Recently I came into contact with the recommendation system. In this topic, I would like to share my harvest and experience with you.

Collaborative filtering algorithm based on user

User-based collaborative filtering algorithm is the oldest algorithm in the recommendation system. This algorithm was put forward in 1992 and was used in the mail filtering system, which was later used in the news filtering system. Simple, recommender system, collaborative filtering is based on users, users find similar to the target user interest first, and then recommend the users like to target users, find similar users with the target user interests is first calculate the similarity between users, today is mainly about using cosine similarity.

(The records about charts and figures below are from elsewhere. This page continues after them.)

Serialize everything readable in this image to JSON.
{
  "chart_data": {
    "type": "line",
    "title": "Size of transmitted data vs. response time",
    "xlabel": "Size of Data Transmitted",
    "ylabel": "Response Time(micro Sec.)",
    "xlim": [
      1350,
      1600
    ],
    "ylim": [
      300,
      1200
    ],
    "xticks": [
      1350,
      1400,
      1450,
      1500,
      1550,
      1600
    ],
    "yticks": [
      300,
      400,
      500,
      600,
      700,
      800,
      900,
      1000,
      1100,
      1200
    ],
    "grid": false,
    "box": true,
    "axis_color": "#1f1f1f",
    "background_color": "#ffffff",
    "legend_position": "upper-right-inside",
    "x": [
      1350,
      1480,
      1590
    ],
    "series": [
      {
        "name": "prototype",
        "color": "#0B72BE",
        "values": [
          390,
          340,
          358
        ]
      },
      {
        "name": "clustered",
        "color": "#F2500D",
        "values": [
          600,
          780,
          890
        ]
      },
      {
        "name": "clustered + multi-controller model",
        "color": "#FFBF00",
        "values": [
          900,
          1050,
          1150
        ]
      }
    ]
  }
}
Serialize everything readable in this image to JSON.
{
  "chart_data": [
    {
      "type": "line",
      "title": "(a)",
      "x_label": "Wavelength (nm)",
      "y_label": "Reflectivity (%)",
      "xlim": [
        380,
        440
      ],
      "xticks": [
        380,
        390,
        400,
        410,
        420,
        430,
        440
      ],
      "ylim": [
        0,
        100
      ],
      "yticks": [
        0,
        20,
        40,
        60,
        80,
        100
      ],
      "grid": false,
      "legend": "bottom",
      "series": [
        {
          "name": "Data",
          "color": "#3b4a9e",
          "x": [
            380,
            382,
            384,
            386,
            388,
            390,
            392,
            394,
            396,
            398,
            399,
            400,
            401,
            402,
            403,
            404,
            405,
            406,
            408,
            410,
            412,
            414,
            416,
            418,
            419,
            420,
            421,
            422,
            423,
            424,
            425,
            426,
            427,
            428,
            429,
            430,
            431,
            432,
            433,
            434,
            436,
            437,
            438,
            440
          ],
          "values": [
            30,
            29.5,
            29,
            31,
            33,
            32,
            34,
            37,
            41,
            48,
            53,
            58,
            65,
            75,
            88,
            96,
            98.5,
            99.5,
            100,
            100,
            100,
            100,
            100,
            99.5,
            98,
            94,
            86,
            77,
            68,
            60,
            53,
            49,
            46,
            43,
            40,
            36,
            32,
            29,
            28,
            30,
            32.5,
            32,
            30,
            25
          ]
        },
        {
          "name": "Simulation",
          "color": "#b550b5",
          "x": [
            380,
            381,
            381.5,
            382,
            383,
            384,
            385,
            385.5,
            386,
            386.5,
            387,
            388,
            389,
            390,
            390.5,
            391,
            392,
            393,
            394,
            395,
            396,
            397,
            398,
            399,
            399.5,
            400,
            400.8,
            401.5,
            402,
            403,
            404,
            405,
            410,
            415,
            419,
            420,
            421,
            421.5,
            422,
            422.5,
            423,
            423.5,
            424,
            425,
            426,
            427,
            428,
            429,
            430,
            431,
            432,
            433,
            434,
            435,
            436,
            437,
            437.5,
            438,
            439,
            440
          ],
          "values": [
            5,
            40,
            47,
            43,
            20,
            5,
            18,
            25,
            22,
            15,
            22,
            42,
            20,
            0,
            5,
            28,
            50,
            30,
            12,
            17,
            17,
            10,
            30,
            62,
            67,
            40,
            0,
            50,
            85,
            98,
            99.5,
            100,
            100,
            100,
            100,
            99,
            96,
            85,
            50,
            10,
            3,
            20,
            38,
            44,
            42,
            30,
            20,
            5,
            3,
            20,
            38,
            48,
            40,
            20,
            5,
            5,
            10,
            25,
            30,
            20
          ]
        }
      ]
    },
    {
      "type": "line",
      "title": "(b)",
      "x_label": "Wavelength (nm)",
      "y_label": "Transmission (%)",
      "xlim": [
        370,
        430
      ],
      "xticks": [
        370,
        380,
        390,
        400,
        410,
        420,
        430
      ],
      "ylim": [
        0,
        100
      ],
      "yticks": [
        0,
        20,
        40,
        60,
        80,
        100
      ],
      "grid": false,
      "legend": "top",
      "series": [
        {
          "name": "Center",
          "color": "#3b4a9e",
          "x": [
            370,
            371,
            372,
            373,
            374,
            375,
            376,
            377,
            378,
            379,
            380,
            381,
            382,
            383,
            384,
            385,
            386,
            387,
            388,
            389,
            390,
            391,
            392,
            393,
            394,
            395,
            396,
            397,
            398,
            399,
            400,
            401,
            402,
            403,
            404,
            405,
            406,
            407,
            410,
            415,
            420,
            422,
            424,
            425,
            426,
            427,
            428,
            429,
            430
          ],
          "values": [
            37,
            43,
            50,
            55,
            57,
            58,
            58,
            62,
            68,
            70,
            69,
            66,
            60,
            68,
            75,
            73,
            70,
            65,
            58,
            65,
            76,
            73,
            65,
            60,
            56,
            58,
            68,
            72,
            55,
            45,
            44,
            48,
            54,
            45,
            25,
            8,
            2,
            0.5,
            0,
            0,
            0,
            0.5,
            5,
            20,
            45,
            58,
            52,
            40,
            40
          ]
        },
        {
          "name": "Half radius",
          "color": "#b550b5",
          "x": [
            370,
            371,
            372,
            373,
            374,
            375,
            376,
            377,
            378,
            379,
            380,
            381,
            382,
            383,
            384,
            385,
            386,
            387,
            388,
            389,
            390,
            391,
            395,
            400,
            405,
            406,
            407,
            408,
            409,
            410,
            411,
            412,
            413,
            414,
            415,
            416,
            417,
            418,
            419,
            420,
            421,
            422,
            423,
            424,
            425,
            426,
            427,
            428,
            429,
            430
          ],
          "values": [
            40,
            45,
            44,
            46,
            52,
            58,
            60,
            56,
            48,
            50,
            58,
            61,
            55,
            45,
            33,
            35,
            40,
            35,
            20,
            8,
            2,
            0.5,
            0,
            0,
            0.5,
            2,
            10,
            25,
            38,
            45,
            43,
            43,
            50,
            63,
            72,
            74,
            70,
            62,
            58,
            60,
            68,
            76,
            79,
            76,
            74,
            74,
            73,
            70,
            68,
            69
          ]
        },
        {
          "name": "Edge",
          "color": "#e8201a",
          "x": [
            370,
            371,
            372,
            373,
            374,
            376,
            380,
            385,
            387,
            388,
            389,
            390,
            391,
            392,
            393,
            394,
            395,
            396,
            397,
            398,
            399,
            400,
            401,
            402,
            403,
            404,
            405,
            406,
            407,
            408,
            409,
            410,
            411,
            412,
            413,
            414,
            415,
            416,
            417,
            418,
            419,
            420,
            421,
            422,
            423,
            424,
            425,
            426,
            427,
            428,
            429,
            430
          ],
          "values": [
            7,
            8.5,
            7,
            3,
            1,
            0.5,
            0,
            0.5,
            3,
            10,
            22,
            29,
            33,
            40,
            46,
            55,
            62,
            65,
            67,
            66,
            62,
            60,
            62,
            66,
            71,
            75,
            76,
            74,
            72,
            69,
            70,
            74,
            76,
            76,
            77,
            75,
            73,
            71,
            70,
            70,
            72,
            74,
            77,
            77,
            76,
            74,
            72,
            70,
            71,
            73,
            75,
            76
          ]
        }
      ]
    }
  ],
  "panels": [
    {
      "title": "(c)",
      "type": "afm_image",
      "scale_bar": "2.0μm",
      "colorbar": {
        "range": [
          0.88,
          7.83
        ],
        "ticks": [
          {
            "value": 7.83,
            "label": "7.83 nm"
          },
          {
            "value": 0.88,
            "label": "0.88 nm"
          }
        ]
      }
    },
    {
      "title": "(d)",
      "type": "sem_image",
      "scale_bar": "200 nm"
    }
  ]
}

Cosine similarity principle

The cosine value of the Angle between two vectors in the vector space is used to measure the difference between two individuals. The closer the value is to 1, the closer the Angle is to 0°, that is, the more similar the two vectors are, which is called cosine similarity

Cosine similarity formula

Take out the formula from the book, hesitate not to type mathematical formula online, use handwritten photos instead

Direct endorsement might confuse you, but let me give you the popular version

I think you can see this in the popular version, but now I’m going to do the derivation

The process of deriving a formula

As shown in figure A and B vectors, the Angle between them is θ

Make auxiliary line C as shown in figure

Now, the problem is to find the cosine of theta, which, according to the law of cosines, is better than if you remember

I’m going to put this model in two dimensional coordinates

Then, the constructed triangle has three sides with the following lengths:

Substitute the side lengths of A, B and C into the formula of the law of cosines, and the calculation process is as follows:

This is derived in two dimensional coordinates, and if you extend the process to n-bit coordinates, this is the simple version of the formula above

Take a chestnut

User A is interested in items A, B and D; user B is interested in items A and C; user C is interested in items B and E; and user D is interested in items C, D and E. This is converted into A vector graph and put into the formula to calculate the similarity. The calculation process is shown in the figure

Cosine similarity for everyone to share here, welcome everyone to exchange, point out some of the wrong places in the article, let me deepen my understanding, I wish you no bug, thank you!